And this avoids the kind of non-monotonic loop you're talking about: if inferring fact A invalidates the inference of fact B, then B is in a strictly higher stratum than A, so we haven't inferred B yet at the time that we infer A.

I think that with unrestricted negation the inconsistency or nontermination problem you mention does exist, in which there exists no (consistent) model for a program (is that the right terminology?); the simplest example would be:

    epimenides :- \+ epimenides.
The stratification restriction avoids this because it would require the stratum of epimenides/1 to be strictly greater than itself, which a standard CLP(FD) solver like SWI-Prolog's will easily tell you cannot be done:

    ?- use_module(library(clpfd)).
    %   library(error) compiled into error 0.00 sec, 17,872 bytes
    %  library(apply) compiled into apply 0.00 sec, 29,088 bytes
    %  library(assoc) compiled into assoc 0.00 sec, 36,240 bytes
    %  library(lists) compiled into lists 0.00 sec, 25,304 bytes
    %  library(pairs) compiled into pairs 0.00 sec, 9,040 bytes
    % library(clpfd) compiled into clpfd 0.03 sec, 736,792 bytes
    true.

    ?- X #> X.
    false.
I think there's an additional problem as well, corresponding to Henkin sentences—programs for which models do exist, but for which there is no unique minimal model. For example, we could try to formalize George W. Bush's foreign policy:

    withUs(You) :- person(You), \+ withTheTerrorists(You).
    withTheTerrorists(You) :- person(You), \+ withUs(You).
    person(chirac).
Now we have two minimal models, one in which person(chirac), withUs(chirac) and one in which person(chirac), withTheTerrorists(chirac). (Thus we can explain Freedom Fries, one of the most ridiculous and terrifying aspects of the politics of the early 02000s.) Further inference rules might rule out one, the other, or both of these models.

In the same way, the stratification rule rejects this program: withUs/1 needs to be above (evaluated later than) withTheTerrorists/1, but also vice versa. I'm not sure how to state this so SWIPL's CLP(FD) can tell that it's unsolvable, but that's probably because I'm a total noob at logic in general:

    ?- X #> Y, Y #> X.
    X#=<Y+ -1,
    Y#=<X+ -1.

    ?- X #> Y, Y #> X, label([X, Y]).
    ERROR: Arguments are not sufficiently instantiated
Of course it is not a hard problem to assign strata—a straightforward topological sort will immediately reject the loop.

The stratification rule is conservative, though; not only will it reject all the undecidable problems, it will also reject some programs where a unique minimal model does exist; as a trivial example:

    withUs(chirac).
    withUs(You) :- person(You), \+ withTheTerrorists(You).
    withTheTerrorists(You) :- person(You), \+ withUs(You).
    person(chirac).
So it makes sense that people would look for looser restrictions that still guarantee decidability.
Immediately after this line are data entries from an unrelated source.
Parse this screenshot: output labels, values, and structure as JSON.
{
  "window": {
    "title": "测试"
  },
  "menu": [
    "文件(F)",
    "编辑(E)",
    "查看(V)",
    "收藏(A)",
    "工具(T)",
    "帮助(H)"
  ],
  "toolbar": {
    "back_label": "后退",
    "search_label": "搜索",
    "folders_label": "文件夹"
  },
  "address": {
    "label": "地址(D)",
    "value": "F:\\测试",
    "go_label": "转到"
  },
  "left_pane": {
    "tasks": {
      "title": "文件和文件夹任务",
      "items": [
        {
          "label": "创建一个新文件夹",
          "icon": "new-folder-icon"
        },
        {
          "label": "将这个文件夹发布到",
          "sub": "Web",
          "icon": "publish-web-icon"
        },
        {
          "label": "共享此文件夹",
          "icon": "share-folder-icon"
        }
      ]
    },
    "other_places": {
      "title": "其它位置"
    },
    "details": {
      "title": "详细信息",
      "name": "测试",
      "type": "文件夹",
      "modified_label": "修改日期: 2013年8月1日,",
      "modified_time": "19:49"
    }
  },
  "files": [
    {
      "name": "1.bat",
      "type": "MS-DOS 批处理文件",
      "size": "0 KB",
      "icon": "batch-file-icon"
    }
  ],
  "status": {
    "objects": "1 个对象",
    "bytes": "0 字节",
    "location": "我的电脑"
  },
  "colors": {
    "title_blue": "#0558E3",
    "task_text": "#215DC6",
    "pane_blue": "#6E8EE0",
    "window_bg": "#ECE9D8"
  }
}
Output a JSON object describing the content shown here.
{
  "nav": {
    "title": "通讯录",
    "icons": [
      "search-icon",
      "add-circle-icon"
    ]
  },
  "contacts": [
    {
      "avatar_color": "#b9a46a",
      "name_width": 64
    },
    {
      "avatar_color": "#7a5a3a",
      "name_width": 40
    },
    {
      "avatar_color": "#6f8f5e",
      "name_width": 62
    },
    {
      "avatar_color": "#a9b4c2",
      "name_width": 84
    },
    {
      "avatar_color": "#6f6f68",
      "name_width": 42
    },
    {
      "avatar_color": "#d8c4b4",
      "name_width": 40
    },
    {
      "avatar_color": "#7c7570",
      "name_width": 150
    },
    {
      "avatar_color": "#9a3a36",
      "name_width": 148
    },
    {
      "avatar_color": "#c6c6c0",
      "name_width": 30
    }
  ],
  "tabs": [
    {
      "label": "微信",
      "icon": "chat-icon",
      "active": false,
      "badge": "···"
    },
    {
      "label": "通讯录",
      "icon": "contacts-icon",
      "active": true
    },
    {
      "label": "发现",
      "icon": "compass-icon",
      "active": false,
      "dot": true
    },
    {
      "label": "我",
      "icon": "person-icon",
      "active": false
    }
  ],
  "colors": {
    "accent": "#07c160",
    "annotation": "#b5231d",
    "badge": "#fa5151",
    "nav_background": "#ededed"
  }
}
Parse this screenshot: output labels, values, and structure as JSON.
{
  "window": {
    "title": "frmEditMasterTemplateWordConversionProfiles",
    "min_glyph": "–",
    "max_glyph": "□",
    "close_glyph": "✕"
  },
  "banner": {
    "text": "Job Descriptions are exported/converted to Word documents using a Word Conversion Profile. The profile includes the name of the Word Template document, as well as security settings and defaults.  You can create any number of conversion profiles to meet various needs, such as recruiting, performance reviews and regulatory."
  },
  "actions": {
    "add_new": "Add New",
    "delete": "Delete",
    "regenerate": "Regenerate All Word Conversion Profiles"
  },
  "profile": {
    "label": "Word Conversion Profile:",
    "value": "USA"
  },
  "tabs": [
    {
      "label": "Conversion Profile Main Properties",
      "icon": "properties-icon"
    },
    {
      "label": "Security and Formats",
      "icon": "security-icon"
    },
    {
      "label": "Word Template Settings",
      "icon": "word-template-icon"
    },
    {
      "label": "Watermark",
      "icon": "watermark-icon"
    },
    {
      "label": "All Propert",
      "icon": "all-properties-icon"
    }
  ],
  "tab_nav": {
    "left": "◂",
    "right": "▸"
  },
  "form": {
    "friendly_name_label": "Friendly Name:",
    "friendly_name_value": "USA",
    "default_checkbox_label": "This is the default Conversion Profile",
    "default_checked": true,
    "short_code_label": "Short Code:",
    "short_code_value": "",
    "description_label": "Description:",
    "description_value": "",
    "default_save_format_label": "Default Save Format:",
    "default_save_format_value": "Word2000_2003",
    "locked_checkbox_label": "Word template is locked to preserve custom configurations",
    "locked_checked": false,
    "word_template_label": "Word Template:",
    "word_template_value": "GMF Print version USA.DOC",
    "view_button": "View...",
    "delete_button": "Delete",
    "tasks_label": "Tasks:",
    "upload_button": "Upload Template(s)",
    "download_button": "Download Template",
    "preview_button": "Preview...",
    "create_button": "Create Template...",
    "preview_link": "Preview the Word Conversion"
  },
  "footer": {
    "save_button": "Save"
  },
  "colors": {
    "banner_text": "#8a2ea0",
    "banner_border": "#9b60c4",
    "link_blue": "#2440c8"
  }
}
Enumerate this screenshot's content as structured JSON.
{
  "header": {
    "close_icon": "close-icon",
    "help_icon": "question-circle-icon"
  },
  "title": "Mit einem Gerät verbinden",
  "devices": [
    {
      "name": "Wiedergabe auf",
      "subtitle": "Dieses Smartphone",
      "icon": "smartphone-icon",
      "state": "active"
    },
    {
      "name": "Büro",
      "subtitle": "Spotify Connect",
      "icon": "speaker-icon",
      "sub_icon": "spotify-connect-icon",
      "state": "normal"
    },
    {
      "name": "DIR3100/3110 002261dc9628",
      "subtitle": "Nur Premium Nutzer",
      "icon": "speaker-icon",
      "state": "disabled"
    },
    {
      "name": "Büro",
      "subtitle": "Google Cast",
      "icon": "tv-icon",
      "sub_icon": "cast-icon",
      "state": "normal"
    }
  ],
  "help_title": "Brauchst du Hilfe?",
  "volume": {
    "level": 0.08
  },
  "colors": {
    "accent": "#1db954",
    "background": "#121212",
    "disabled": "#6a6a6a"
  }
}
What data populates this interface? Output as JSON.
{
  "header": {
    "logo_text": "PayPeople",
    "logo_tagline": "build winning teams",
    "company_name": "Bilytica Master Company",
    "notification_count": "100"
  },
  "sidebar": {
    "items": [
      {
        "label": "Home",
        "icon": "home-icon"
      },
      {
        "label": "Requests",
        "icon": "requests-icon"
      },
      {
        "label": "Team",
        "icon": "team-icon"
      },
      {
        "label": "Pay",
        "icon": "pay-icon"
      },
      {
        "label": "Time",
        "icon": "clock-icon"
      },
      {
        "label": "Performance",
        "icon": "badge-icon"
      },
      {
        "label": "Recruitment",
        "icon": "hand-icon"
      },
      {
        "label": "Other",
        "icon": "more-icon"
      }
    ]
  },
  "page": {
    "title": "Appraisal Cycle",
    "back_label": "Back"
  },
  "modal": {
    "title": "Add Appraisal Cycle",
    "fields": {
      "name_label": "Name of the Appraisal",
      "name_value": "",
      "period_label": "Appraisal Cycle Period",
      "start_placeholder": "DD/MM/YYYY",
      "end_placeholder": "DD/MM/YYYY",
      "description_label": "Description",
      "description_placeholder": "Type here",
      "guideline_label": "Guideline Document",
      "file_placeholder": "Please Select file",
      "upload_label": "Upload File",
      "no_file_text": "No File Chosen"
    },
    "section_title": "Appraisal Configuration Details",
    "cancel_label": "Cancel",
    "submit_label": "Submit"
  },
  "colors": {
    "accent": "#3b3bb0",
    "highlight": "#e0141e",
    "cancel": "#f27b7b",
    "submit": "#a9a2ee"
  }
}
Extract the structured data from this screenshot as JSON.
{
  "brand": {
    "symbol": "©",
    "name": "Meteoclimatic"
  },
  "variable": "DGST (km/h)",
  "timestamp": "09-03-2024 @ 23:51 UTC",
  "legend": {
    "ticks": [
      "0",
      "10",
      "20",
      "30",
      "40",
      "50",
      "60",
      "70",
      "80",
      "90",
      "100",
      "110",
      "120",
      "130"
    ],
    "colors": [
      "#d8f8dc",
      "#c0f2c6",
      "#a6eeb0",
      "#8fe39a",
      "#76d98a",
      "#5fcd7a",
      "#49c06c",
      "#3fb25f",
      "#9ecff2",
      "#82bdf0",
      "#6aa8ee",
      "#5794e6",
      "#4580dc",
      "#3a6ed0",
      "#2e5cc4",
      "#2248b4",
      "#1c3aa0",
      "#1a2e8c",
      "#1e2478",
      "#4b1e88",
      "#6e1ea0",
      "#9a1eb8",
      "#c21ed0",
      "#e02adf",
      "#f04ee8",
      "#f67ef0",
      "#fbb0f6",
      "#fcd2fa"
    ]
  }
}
Anyway, that's my understanding of the situation! I might be mistaken about basic things.

Thanks for the reference to the book! It looks great and I'll try to read it. Or, I guess, work through it.


In the same way, the stratification rule rejects this program: withUs/1 needs to be above (evaluated later than) withTheTerrorists/1, but also vice versa. I'm not sure how to state this so SWIPL's CLP(FD) can tell that it's unsolvable, but that's probably because I'm a total noob at logic in general:

    ?- X #> Y, Y #> X.
    X#=<Y+ -1,
    Y#=<X+ -1.

    ?- X #> Y, Y #> X, label([X, Y]).
    ERROR: Arguments are not sufficiently instantiated
I'm not very sure about this either, I haven't used CLP(FD) much. triska, the OP in this thread, is the author of the CLP(FD) library and he could help but I guess he's probably moved on from this thread by now.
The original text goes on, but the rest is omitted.